If local anesthesia is contraindicated, general anesthesia is preferred.

Additives to anesthetics:

1) Vasoconstrictors

Vasoconstrictors - added to increase the effectiveness of local anesthesia, as well as to slow down the entry of anesthetics into the bloodstream.

Adrenalin

Adrenaline is used most often. A relatively safe dilution of adrenaline is a concentration of 1:200,000, which can only be achieved in capsule preparations.

Norepinephrine

Norepinephrine is used less frequently as a vasoconstrictor. Norepinephrine, unlike adrenaline, is less dangerous in patients with cardiac pathology (coronary heart disease), but the risk of developing a hypertensive crisis with concomitant hypertension is higher.

Used instead of adrenaline for thyrotoxicosis and diabetes. Contraindicated in glaucoma.

Filipressin (octapressin)

Filipressin is a synthetic drug that does not have a direct effect on the heart. The effect is associated with its direct effect on the smooth muscles of blood vessels.
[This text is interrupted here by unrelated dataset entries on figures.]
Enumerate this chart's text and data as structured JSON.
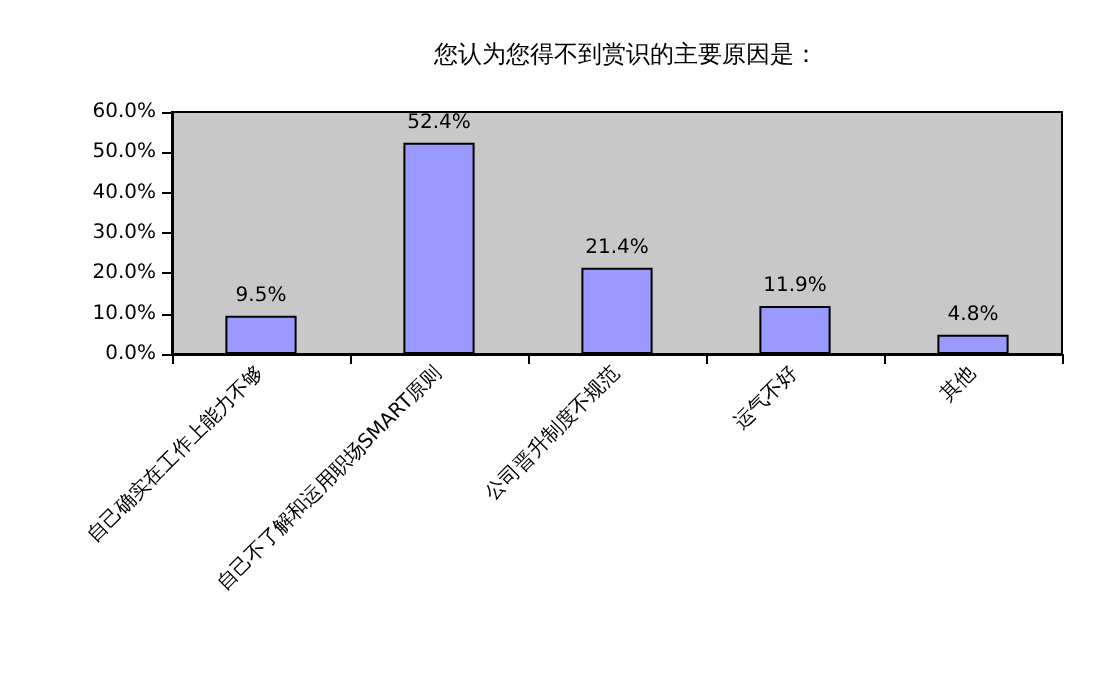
{
  "chart_data": {
    "type": "bar",
    "title": "您认为您得不到赏识的主要原因是：",
    "categories": [
      "自己确实在工作上能力不够",
      "自己不了解和运用职场SMART原则",
      "公司晋升制度不规范",
      "运气不好",
      "其他"
    ],
    "values": [
      9.5,
      52.4,
      21.4,
      11.9,
      4.8
    ],
    "value_labels": [
      "9.5%",
      "52.4%",
      "21.4%",
      "11.9%",
      "4.8%"
    ],
    "color": "#9999ff",
    "ylim": [
      0,
      60
    ],
    "yticks": [
      {
        "value": 0,
        "label": "0.0%"
      },
      {
        "value": 10,
        "label": "10.0%"
      },
      {
        "value": 20,
        "label": "20.0%"
      },
      {
        "value": 30,
        "label": "30.0%"
      },
      {
        "value": 40,
        "label": "40.0%"
      },
      {
        "value": 50,
        "label": "50.0%"
      },
      {
        "value": 60,
        "label": "60.0%"
      }
    ],
    "grid": false
  }
}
Contraindicated during pregnancy, because may cause myometrial contractions.

2) Preservatives

Parabens

(methylparaben
–
methyl 4-hydroxybenzonate, ethylparaben)

Parahydroxybenzoic acid esters (parabens) are used as preservatives, which have antibacterial and antifungal effects.
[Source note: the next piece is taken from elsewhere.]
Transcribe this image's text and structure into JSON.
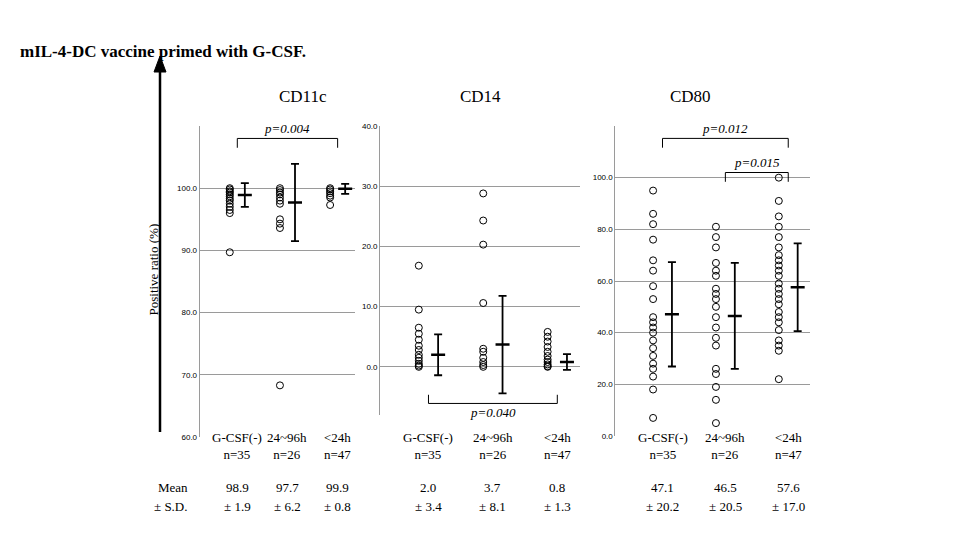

It must be remembered that parabens are included in various cosmetics, creams, toothpastes and can provoke contact dermatitis, so there is a real danger of an allergy to the local anesthetic drug.

Para-aminobenzoic acid (PABA), which is a metabolite of novocaine, has a similar structure to parabens, which can cause cross-allergic reactions. Many drugs (sulfonamides, oral antidiabetic drugs, furosemide, etc.) are derivatives of PABA. Therefore, it is not advisable to use drugs containing parabens if you have a drug allergy to the listed medications.
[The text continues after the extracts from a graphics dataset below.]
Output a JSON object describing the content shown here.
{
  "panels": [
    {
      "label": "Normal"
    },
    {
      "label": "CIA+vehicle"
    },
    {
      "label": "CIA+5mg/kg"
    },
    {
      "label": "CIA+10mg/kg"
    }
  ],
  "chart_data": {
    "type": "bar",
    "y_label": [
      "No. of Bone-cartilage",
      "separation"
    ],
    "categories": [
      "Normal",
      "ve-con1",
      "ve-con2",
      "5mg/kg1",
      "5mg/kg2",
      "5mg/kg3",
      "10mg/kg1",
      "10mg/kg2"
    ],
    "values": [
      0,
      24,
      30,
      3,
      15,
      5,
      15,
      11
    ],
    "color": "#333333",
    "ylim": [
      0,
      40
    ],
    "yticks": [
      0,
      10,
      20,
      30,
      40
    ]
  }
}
The presence or absence of parabens in the local anesthetic drug is indicated by the manufacturer. Parabens can cause sensitization of the body and anaphylactic shock.

3) Stabilizers

Sulfites

(sodium or potassium disulfite) are used as vasoconstrictor stabilizers. Allergy to sulfites is most common in patients with bronchial asthma (frequency - about 5%), so you should be especially careful when treating such patients. Sulfites cause edema, urticaria, bronchospasm through irritant receptors, nervous and vagal reflexes.